Figure 1. Experimental design for dopamine connectomics.

(A) Adeno-associated viruses (AAVs) expressing Cre-dependent Apex2 were bilaterally injected into the ventral tegmental area (VTA) of transgenic mice expressing Cre in dopamine transporter positive neurons (Slc6a3 (DAT)-CRE). (B) Approximately 4 weeks after AAV injections, vibratome sections (~300 µm thick) show strong Apex2 labeling in VTA and nucleus accumbens (NAc) after staining with 3’3’-diaminobenzidene (DAB) and hydrogen peroxide (H₂O₂) before electron microscopy (EM) processing (see Materials and methods). Black arrows point to an Apex2-positive region and black arrowhead points to an Apex2-negative region.
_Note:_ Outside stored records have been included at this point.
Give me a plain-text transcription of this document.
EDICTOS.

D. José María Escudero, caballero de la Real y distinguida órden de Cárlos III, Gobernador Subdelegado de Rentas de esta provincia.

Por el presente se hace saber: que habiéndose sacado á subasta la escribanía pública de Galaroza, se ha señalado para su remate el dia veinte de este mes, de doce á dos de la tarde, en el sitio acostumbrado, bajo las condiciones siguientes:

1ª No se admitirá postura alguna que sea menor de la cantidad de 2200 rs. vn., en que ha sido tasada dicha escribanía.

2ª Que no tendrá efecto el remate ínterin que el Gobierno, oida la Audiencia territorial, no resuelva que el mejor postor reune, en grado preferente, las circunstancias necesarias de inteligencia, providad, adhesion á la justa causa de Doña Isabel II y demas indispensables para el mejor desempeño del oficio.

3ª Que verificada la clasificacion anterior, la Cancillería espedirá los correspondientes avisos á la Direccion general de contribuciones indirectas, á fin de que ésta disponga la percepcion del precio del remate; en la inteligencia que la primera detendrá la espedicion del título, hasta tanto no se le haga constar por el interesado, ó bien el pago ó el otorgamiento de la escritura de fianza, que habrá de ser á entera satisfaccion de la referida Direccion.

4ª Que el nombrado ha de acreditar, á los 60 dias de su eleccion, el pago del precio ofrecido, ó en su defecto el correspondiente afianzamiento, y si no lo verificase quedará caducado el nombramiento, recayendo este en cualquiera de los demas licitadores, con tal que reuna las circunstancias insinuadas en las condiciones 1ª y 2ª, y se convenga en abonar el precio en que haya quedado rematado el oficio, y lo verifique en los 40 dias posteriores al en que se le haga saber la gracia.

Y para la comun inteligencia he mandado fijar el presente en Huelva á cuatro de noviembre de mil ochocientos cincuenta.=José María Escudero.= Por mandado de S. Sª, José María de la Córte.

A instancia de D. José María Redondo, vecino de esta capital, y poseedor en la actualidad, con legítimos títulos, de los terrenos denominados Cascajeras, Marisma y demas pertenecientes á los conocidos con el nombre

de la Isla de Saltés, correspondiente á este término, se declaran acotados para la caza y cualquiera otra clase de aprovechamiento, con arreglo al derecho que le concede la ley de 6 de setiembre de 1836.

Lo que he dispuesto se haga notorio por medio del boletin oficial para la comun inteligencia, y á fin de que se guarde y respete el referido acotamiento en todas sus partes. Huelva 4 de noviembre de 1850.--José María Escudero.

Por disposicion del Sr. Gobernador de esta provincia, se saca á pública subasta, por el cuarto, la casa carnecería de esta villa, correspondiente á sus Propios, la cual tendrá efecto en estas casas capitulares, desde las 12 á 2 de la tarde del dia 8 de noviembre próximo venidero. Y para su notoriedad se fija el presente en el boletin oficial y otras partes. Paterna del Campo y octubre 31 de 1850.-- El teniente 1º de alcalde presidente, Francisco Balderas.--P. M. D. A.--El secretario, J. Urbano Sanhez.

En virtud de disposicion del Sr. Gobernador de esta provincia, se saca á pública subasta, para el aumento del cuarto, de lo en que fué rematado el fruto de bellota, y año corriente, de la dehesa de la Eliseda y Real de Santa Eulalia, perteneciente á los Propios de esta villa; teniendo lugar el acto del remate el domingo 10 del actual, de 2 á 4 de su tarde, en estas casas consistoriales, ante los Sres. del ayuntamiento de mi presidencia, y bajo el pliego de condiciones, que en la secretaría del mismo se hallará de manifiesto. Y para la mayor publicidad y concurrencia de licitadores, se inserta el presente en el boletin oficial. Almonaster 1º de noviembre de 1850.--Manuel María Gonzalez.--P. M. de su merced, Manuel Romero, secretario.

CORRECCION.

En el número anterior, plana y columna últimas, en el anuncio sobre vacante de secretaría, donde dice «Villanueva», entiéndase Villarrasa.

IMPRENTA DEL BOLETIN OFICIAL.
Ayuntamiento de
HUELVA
Green rectangles highlight the VTA and medial shell of the NAc region dissected out and processed for EM. Red ovals highlight areal landmarks to ensure the same region was dissected across all animals. (C–D) Representative EM images of cytoplasmic (C, top row) and mitochondrial (D, bottom row) Apex2+ DA neurons. Left panel: Apex2 soma in the VTA (red arrows). Middle panel: Apex2 top panel shows a DA dendritic spine forming a synapse (purple arrow) with presynaptic bouton (orange) in the VTA, and the bottom panel shows a narrow DA dendrite expressing mitochondrial Apex. Right panel: Apex2 axon in the NAc with narrow (yellow arrow) and thick varicosities (yellow arrowhead). Cytosolic Apex2 does not obscure mitochondria (top panel, asterisk), and mitochondrial Apex2 (bottom) only fills up mitochondria. Scale bar = C,D, soma = 10 µm, dendrite and axon = 1 μm.